Allowing the client to pass arguments is an interesting generalization to consider. One reason I didn't suggest this is that this would make the start2 function (or whatever we rename/recast it as) something that has to be surfaced in the component type and developer-facing Wit worlds. It seems theoretically possible, but I'm not aware of the use case or what the expected source-language developer experience is supposed to look like -- the main motivating use cases here are all parameter-free by nature. It also seems like potentially a thing we can be lazy about, waiting for the use cases to backwards-compatibly generalize (although maybe we let this guide us to a better name than start2).

[ia0]

Allowing the client to pass arguments is an interesting generalization to consider.
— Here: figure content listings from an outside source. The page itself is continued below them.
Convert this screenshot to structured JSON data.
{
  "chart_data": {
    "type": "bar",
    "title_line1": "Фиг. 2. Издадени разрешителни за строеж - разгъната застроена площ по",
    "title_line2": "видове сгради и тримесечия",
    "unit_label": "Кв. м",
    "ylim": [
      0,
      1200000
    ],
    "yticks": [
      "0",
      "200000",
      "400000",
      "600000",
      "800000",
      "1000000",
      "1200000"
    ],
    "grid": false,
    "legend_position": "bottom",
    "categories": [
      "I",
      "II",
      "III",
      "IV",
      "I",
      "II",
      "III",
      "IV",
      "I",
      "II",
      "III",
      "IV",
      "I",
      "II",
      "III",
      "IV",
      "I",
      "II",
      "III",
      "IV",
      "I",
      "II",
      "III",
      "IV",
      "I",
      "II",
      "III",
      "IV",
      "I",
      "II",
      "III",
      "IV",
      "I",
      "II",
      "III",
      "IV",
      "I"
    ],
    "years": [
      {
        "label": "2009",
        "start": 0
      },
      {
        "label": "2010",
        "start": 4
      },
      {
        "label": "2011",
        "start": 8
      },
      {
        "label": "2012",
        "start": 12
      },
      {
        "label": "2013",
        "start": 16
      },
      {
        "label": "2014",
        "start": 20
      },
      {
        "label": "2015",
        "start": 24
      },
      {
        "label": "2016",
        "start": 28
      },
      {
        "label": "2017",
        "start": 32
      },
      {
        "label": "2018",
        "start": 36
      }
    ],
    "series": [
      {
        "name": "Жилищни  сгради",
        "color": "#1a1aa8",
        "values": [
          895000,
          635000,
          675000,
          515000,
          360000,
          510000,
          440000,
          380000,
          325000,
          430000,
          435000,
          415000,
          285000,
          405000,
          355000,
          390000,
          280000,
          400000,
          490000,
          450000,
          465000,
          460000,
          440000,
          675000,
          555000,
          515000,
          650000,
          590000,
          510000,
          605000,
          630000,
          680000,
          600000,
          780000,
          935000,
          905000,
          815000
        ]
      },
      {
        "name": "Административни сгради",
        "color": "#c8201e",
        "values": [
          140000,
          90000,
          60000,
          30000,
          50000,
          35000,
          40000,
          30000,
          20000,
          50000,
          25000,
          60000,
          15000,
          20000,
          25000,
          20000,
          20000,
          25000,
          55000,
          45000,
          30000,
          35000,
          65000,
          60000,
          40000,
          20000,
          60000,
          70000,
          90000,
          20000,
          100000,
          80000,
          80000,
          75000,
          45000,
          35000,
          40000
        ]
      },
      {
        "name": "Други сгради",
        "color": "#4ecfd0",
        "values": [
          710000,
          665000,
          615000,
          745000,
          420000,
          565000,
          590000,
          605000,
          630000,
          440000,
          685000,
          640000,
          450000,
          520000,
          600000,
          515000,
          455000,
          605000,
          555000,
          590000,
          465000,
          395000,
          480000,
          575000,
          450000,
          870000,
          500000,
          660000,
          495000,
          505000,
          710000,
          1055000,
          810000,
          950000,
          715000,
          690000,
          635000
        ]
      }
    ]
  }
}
Unless I misunderstand the use-case, wouldn't it be possible to do something similar to Rust? start2 doesn't take any argument, but it may call into special host functions like get_arg or get_env. For optimization purposes (or additional control), those imports and their associated resources host-side would only be accessible while start2 is running. Restricting the imports statically might be too complicated though and maybe not that useful. But at least the host may be allowed to deallocate the arg or env resources once start2 returns. It's the responsibility of start2 to copy any necessary information to the linear memory if needed by other exported functions.

[lukewagner]

Agreed that allowing the host to deallocate host-side startup arguments is a valuable optimization, although I don't think start2 is what enables that optimization: start2 allows calls to imports, but post-start2 export calls aren't denied access to those same imports. The currently-proposed value imports enable this optimization though: once the component has lowered value imports from the host (during the start phase), the host can free the host-side memory. Even better, this reading-of-values-into-linear-memory can happen before the abovementioned AOT snapshot, so that the host doesn't even have to represent them at runtime (or the host can re-compute the snapshot at runtime when they change). (If we added parameters to the start2 function like Andreas is suggesting, they could also be freed in the caller right after being lowered into the callee.)

[ia0]

Sorry, my point was not about the optimization, that's just a bonus. My point was that it's probably more future-proof to have a start2 function without arguments than with arguments (same decision as Rust main) because you don't have to anticipate what the arguments could be (they can take many forms). Providing argument accessors is future-proof, because you can add a new accessor without breaking previous code. This is similar to start2 taking a non-exhaustive struct but without need such a notion (in particular given that only read-access is needed).

[lukewagner]

Ah, that's an interesting point too, thanks.